First, you take a building, “previously owned by one of the charter school’s founders,” and use municipal bonds to sell it – in this case, for $50.7 million – at very favorable terms to a “related nonprofit organization ‘established for the sole purpose of supporting’ the charter school.” Then “the same individual who was once the charter’s landlord” creates a for-profit management company to run the school. And voila, what was once a public endeavor focused on educating children for the sole purpose of raising the well being of the community becomes a financial bonanza for a few well-placed individuals – one of whom, in this case, just happens to be “a Republican fund-raiser” who served on the governor’s “transition team.”

This Pennsylvania charter was no lone outlaw, as the state auditor noted. “His office had found similar problems at six other charter schools.”

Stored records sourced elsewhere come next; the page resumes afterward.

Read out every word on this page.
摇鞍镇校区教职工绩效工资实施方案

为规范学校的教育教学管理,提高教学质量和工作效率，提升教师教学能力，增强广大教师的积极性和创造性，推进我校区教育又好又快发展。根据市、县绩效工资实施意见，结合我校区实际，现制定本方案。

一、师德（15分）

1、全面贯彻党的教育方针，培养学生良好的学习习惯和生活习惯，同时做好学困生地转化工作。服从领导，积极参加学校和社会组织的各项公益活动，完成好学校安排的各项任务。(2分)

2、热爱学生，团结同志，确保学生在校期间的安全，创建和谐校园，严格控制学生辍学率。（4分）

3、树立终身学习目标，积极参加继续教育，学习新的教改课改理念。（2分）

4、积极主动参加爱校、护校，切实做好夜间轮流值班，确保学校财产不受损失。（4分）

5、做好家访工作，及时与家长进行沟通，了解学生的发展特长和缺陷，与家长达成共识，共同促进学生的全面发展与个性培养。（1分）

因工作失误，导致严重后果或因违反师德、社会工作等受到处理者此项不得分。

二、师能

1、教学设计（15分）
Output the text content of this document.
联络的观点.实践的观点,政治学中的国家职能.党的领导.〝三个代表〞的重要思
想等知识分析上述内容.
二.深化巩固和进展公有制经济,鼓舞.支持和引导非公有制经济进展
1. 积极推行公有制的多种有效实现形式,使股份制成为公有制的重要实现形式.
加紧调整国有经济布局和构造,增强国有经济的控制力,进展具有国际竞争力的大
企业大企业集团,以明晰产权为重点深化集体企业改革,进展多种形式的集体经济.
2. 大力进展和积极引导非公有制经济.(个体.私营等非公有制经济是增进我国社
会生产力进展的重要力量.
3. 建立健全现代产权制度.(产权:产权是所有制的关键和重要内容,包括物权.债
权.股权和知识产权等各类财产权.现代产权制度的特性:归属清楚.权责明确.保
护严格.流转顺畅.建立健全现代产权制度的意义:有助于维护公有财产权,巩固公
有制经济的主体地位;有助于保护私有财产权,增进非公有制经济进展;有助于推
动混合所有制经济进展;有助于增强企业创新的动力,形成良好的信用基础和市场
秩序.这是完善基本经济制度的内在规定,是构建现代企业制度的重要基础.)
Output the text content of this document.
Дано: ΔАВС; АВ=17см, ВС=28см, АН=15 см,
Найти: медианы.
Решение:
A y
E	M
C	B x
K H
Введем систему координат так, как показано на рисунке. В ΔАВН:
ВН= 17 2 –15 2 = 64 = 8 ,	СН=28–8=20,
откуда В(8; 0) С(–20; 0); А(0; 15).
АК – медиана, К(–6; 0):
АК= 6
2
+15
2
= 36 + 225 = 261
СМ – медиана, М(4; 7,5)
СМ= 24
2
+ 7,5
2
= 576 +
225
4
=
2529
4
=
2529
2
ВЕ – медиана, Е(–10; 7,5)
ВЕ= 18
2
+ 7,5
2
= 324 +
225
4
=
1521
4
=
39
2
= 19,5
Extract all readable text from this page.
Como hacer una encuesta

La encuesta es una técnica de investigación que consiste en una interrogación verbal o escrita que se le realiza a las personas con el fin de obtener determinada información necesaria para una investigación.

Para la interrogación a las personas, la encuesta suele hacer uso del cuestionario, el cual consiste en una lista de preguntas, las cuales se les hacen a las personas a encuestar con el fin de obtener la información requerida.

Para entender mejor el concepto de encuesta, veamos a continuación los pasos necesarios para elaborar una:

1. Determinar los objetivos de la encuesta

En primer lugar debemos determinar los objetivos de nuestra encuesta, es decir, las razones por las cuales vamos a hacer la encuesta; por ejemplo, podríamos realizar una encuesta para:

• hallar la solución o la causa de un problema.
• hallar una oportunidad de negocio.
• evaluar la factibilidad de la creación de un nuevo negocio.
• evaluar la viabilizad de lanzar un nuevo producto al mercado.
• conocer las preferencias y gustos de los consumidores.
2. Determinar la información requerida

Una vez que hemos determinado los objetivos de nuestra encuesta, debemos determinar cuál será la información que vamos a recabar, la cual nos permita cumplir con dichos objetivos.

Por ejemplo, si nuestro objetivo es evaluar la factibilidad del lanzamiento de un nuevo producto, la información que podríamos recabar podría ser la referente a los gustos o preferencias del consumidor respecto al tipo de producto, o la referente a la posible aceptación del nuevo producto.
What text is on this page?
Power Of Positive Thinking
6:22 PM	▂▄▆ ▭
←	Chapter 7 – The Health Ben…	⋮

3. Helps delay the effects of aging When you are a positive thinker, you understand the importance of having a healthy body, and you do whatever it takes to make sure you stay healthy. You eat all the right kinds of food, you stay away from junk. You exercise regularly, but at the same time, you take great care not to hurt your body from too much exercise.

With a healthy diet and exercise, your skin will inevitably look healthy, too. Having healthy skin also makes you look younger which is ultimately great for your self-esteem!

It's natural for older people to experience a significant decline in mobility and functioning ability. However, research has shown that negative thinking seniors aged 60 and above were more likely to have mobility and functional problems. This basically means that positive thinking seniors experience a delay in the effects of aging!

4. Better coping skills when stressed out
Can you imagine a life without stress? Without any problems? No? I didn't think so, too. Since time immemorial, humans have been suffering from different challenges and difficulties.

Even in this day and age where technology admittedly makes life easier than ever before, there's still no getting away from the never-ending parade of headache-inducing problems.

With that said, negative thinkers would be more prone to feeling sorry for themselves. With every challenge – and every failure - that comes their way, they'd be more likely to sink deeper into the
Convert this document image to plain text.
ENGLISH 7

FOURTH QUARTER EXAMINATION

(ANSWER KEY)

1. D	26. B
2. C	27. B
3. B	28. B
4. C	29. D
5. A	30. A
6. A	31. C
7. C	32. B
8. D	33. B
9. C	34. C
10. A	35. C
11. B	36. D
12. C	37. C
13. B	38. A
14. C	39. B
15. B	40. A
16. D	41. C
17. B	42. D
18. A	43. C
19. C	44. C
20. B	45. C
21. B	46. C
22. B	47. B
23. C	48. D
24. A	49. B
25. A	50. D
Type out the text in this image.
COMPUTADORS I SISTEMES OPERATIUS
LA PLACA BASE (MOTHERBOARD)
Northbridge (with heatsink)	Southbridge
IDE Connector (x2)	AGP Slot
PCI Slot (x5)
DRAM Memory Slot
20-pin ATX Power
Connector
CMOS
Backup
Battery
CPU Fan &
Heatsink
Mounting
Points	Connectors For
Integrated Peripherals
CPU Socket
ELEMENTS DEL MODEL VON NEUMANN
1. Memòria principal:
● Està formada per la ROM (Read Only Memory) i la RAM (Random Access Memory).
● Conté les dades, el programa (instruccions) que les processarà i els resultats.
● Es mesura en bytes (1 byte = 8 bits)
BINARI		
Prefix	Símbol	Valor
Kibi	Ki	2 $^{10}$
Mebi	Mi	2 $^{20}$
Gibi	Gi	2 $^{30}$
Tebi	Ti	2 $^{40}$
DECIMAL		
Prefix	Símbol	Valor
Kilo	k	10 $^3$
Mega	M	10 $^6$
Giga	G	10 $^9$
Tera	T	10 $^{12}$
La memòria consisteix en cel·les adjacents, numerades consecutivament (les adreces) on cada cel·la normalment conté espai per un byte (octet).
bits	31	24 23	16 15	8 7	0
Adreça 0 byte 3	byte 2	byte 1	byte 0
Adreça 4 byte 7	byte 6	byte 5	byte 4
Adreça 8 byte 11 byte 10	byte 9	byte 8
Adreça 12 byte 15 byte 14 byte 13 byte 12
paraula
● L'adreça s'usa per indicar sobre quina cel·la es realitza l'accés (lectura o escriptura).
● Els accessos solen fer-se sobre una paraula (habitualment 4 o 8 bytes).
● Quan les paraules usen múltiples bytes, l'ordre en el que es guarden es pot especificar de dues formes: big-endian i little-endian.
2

Commentary by The Secular Jurist:  In this new global age of crony capitalism where ethics and morality sit in the back of our greed-driven economic bus, the real intent of privatizing America’s public institutions becomes clear.  The primary goal of so-called free market proponents is the consolidation of money and power.  All other considerations are secondary, including the quality of our children’s education  They employ heated rhetoric to demonize that which obstructs their agenda using phrases like “government is inefficient,” “public education has failed,” “teachers are the problem,” “unions are killing jobs,” and “socialism is destroying America.”  They use this language because it is effective at swaying the uninformed ranks of public opinion, while also providing a smokescreen for their highly questionable motivations.  What they are preaching has nothing to do with legitimate free market solutions to societal problems, but has everything to do with the establishment of an authoritarian plutocracy in America and throughout the rest of the world.

2 thoughts on “Charter Schools For Scandals

  1. Education should and must be for the public good. It must not become a product, yet another commodity, yet another money-making scheme. But we seem to be on the road to making it yet another product, yet another consumable. And that’s not good for the future of our democracy.